Good bye Lenin !, c'est un peu l'équivalent du Fabuleux destin d'Amélie Poulain outre-Rhin. Non seulement ce film a dépassé les 6 millions d'entrées dans son pays et reçu pléthore de prix depuis sa sortie en février dernier, mais il est également devenu un véritable phénomène de société, accompagné d'un succès marketing sans précédent. Après s'être imposé en Autriche, Suisse, Italie et Grande-Bretagne, Good bye Lenin ! s'apprête ce mercredi 10 septembre à conquérir la France. Entretien avec son réalisateur Wolfgang Becker...
AlloCiné : Qu'est-ce qui vous a plu dans le scénario de Bernd Lichtenberg au point de vouloir réaliser le film ?

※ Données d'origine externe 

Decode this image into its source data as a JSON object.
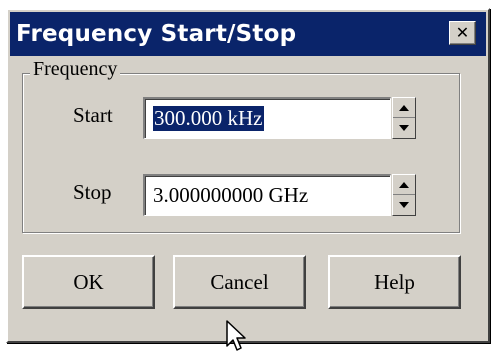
{
  "window": {
    "title": "Frequency Start/Stop",
    "close_icon": "close-icon"
  },
  "group": {
    "label": "Frequency"
  },
  "start": {
    "label": "Start",
    "value": "300.000 kHz"
  },
  "stop": {
    "label": "Stop",
    "value": "3.000000000 GHz"
  },
  "buttons": {
    "ok": "OK",
    "cancel": "Cancel",
    "help": "Help"
  },
  "colors": {
    "titlebar": "#0a246a",
    "face": "#d4d0c8",
    "selection": "#0a246a"
  }
}
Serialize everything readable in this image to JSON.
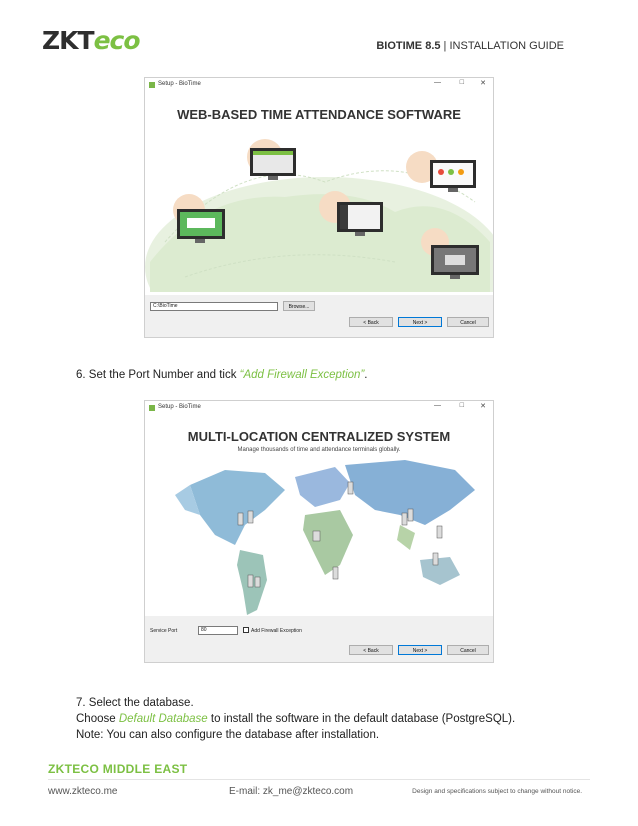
{
  "header": {
    "logo_main": "ZKT",
    "logo_accent": "eco",
    "product": "BIOTIME 8.5",
    "separator": " | ",
    "guide": "INSTALLATION GUIDE"
  },
  "window1": {
    "title": "Setup - BioTime",
    "heading": "WEB-BASED TIME ATTENDANCE SOFTWARE",
    "path_value": "C:\\BioTime",
    "browse_label": "Browse...",
    "back_label": "< Back",
    "next_label": "Next >",
    "cancel_label": "Cancel"
  },
  "step6": {
    "text_before": "6. Set the Port Number and tick ",
    "highlight": "“Add Firewall Exception”",
    "text_after": "."
  },
  "window2": {
    "title": "Setup - BioTime",
    "heading": "MULTI-LOCATION CENTRALIZED SYSTEM",
    "subheading": "Manage thousands of time and attendance terminals globally.",
    "port_label": "Service Port",
    "port_value": "80",
    "firewall_label": "Add Firewall Exception",
    "firewall_checked": false,
    "back_label": "< Back",
    "next_label": "Next >",
    "cancel_label": "Cancel"
  },
  "step7": {
    "line1": "7. Select the database.",
    "line2_before": "Choose ",
    "line2_highlight": "Default Database",
    "line2_after": " to install the software in the default database (PostgreSQL).",
    "line3": "Note: You can also configure the database after installation."
  },
  "footer": {
    "brand": "ZKTECO MIDDLE EAST",
    "website": "www.zkteco.me",
    "email": "E-mail: zk_me@zkteco.com",
    "disclaimer": "Design and specifications subject to change without notice."
  },
  "colors": {
    "accent": "#7cc043",
    "window_footer": "#f0f0f0",
    "primary_button_border": "#0078d7"
  }
}
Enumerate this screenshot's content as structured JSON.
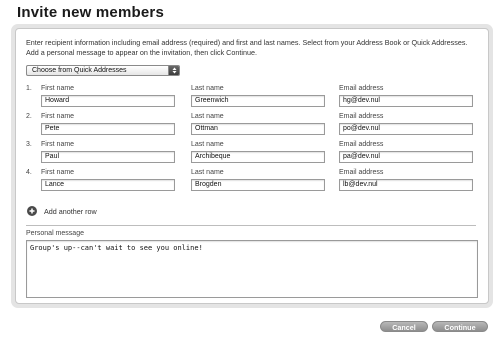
{
  "page": {
    "title": "Invite new members"
  },
  "instructions": "Enter recipient information including email address (required) and first and last names. Select from your Address Book or Quick Addresses. Add a personal message to appear on the invitation, then click Continue.",
  "address_select": {
    "selected": "Choose from Quick Addresses"
  },
  "labels": {
    "first_name": "First name",
    "last_name": "Last name",
    "email": "Email address"
  },
  "recipients": [
    {
      "num": "1.",
      "first": "Howard",
      "last": "Greenwich",
      "email": "hg@dev.nul"
    },
    {
      "num": "2.",
      "first": "Pete",
      "last": "Ottman",
      "email": "po@dev.nul"
    },
    {
      "num": "3.",
      "first": "Paul",
      "last": "Archibeque",
      "email": "pa@dev.nul"
    },
    {
      "num": "4.",
      "first": "Lance",
      "last": "Brogden",
      "email": "lb@dev.nul"
    }
  ],
  "add_row": {
    "label": "Add another row",
    "icon": "plus-circle-icon"
  },
  "message": {
    "label": "Personal message",
    "value": "Group's up--can't wait to see you online!"
  },
  "buttons": {
    "cancel": "Cancel",
    "continue": "Continue"
  }
}
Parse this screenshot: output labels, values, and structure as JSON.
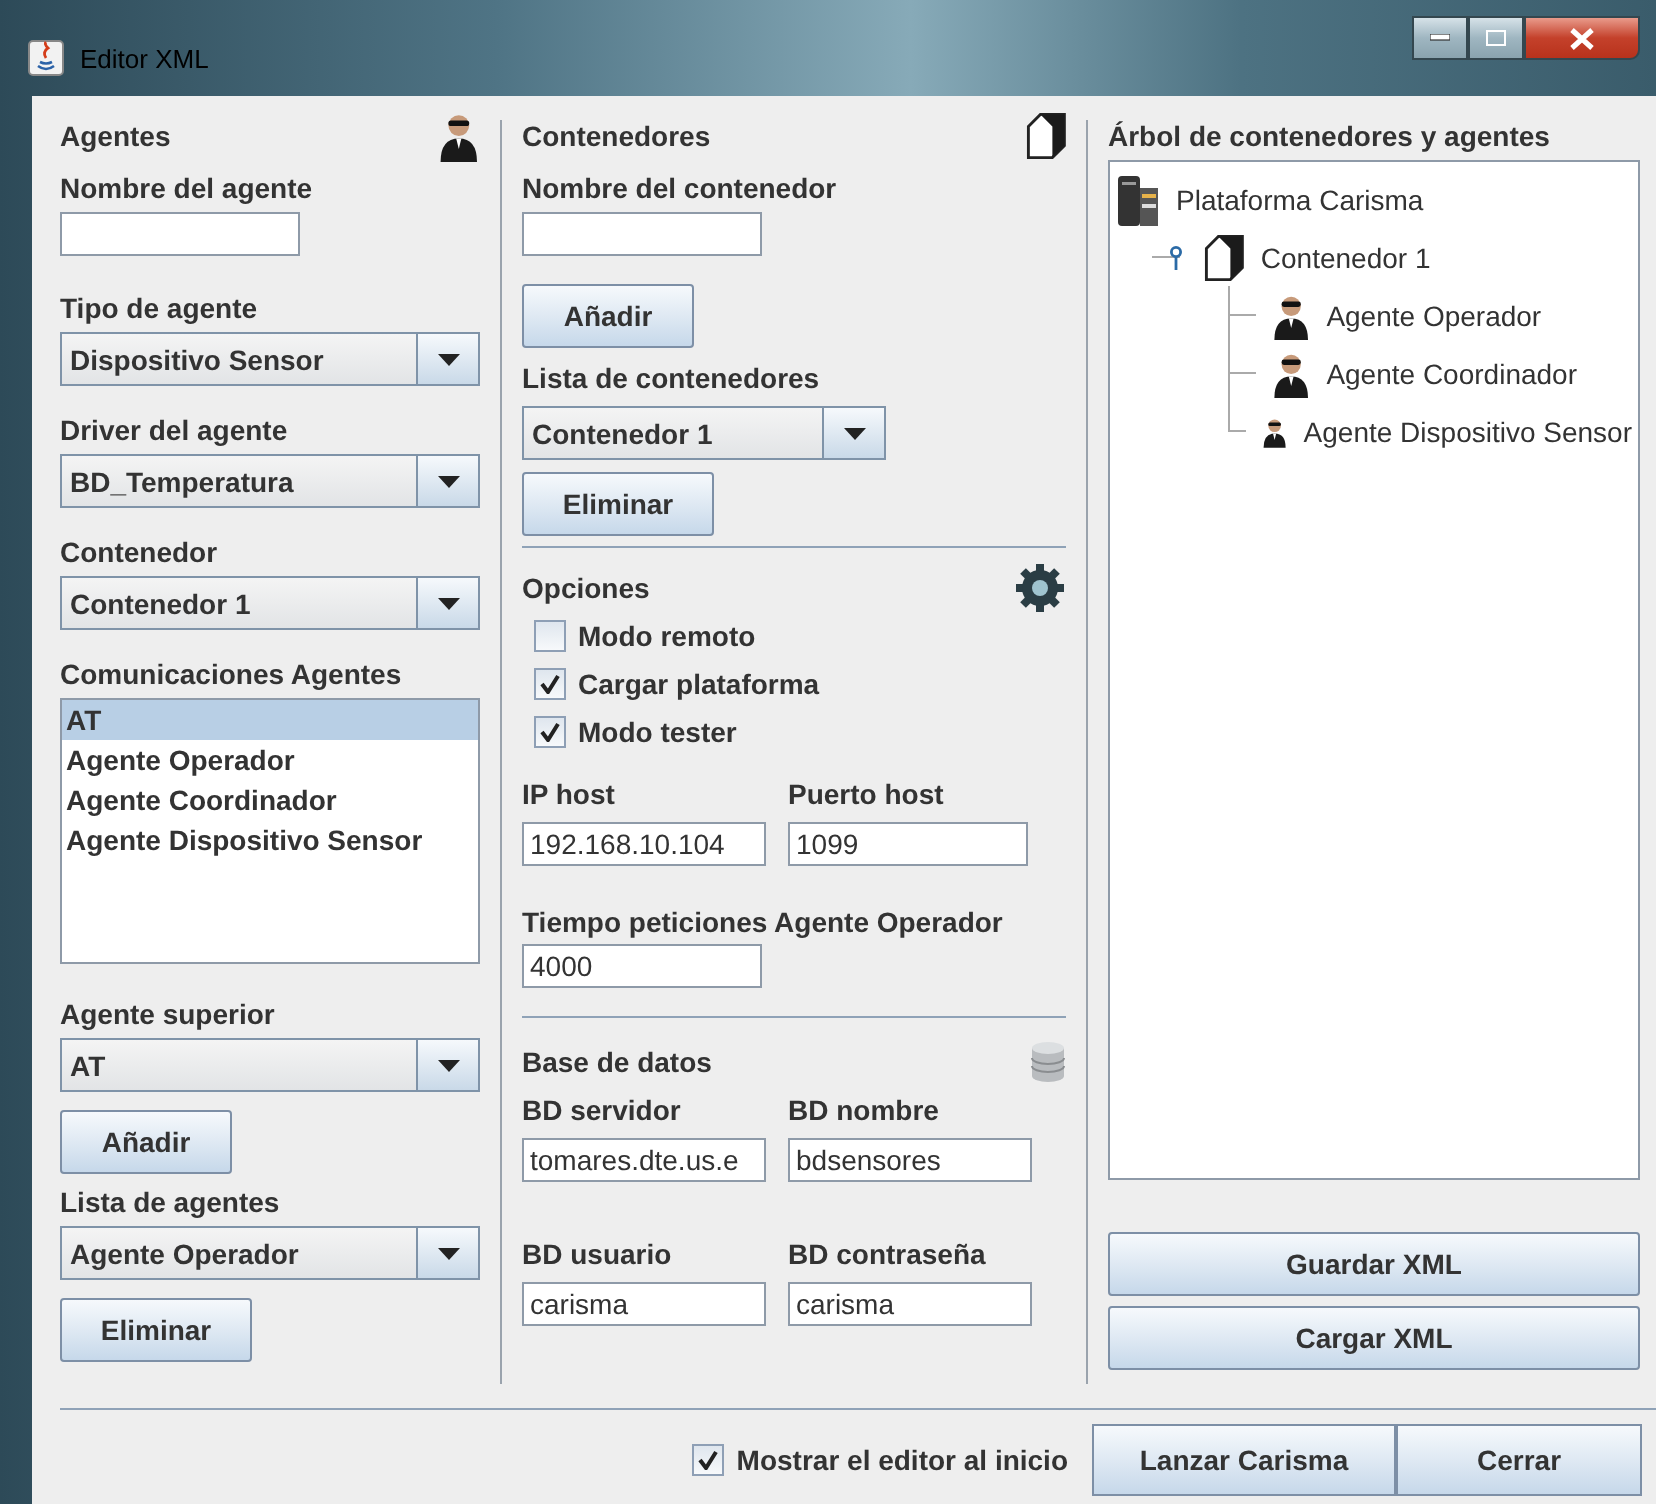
{
  "window": {
    "title": "Editor XML"
  },
  "agents": {
    "title": "Agentes",
    "name_label": "Nombre del agente",
    "type_label": "Tipo de agente",
    "type_value": "Dispositivo Sensor",
    "driver_label": "Driver del agente",
    "driver_value": "BD_Temperatura",
    "container_label": "Contenedor",
    "container_value": "Contenedor 1",
    "comms_label": "Comunicaciones Agentes",
    "comms": [
      {
        "label": "AT",
        "selected": true
      },
      {
        "label": "Agente Operador",
        "selected": false
      },
      {
        "label": "Agente Coordinador",
        "selected": false
      },
      {
        "label": "Agente Dispositivo Sensor",
        "selected": false
      }
    ],
    "superior_label": "Agente superior",
    "superior_value": "AT",
    "add_button": "Añadir",
    "list_label": "Lista de agentes",
    "list_value": "Agente Operador",
    "remove_button": "Eliminar"
  },
  "containers": {
    "title": "Contenedores",
    "name_label": "Nombre del contenedor",
    "add_button": "Añadir",
    "list_label": "Lista de contenedores",
    "list_value": "Contenedor 1",
    "remove_button": "Eliminar"
  },
  "options": {
    "title": "Opciones",
    "checks": [
      {
        "label": "Modo remoto",
        "checked": false
      },
      {
        "label": "Cargar plataforma",
        "checked": true
      },
      {
        "label": "Modo tester",
        "checked": true
      }
    ],
    "ip_label": "IP host",
    "ip_value": "192.168.10.104",
    "port_label": "Puerto host",
    "port_value": "1099",
    "timeout_label": "Tiempo peticiones Agente Operador",
    "timeout_value": "4000"
  },
  "database": {
    "title": "Base de datos",
    "fields": [
      {
        "label": "BD servidor",
        "value": "tomares.dte.us.e"
      },
      {
        "label": "BD nombre",
        "value": "bdsensores"
      },
      {
        "label": "BD usuario",
        "value": "carisma"
      },
      {
        "label": "BD contraseña",
        "value": "carisma"
      }
    ]
  },
  "tree": {
    "title": "Árbol de contenedores y agentes",
    "nodes": [
      {
        "label": "Plataforma Carisma",
        "kind": "platform",
        "children": [
          {
            "label": "Contenedor 1",
            "kind": "container",
            "expanded": true,
            "children": [
              {
                "label": "Agente Operador",
                "kind": "agent"
              },
              {
                "label": "Agente Coordinador",
                "kind": "agent"
              },
              {
                "label": "Agente Dispositivo Sensor",
                "kind": "agent"
              }
            ]
          }
        ]
      }
    ]
  },
  "actions": [
    "Guardar XML",
    "Cargar XML"
  ],
  "footer": {
    "show_on_start": {
      "label": "Mostrar el editor al inicio",
      "checked": true
    },
    "buttons": [
      "Lanzar Carisma",
      "Cerrar"
    ]
  }
}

Wolfgang Becker : Au départ, il n'y avait pas de scénario mais un script de cinq pages, avec une idée principale : une mère tombe dans le coma, le mur de Berlin disparaît, huit mois plus tard l'Allemagne est réunifiée, et pour sauver sa mère, un fils reconstitue un monde que d'autres au même moment s'acharnent à détruire, la RDA. Le film n'était pas un prétexte à gags et sketches faciles parce que le fond du sujet était grave. Et si nous rions des personnages, c'est parce que nous nous reconnaissons en eux, mais pas jusqu'au point de vouloir les remplacer. C'est la différence entre un téléfilm comique et une comédie à la Billy Wilder par exemple. C'est ce qui m'a plu. Nous avons alors commencé à écrire le scénario, ce qui nous a pris plus d'un an. Bernd Lichtenberg est très doué pour les dialogues, ce qui n'est pas mon cas, mais je suis plus habile au niveau de la construction.
Croyez-vous qu'un tel film aurait eu autant de succès en Allemagne quelques années plus tôt ?
Est-ce qu'il fallait attendre quatorze ans après la chute du mur de Berlin pour réaliser un tel film ? Nous avons commencé à travailler sur ce projet en 1999, mais le scénariste en a eu l'idée dès 1992 avant de la laisser de côté. Je pense qu'il y a encore quatre ans, ce film n'aurait pas marché : il serait arrivé trop tôt, trop directement en prise avec les événements. L'enthousiame qui a suivi la chute du du mur et la réunification a laissé très vite place à un fort pessimisme : les médias regorgeaient de mauvaises nouvelles. La réunification coûtait toujours plus d'argent, les Allemands de l'Est passaient pour des envahisseurs cupides et ceux de l'Ouest pour des capitalistes arrogants. Les mentalités étaient repliées sur des stéréotypes.
Votre film est souvent qualifié par les médias allemands de "Ostalgie-Komödie" ("comédie nostalgique de l'Est"). Cela vous énerve t-il ?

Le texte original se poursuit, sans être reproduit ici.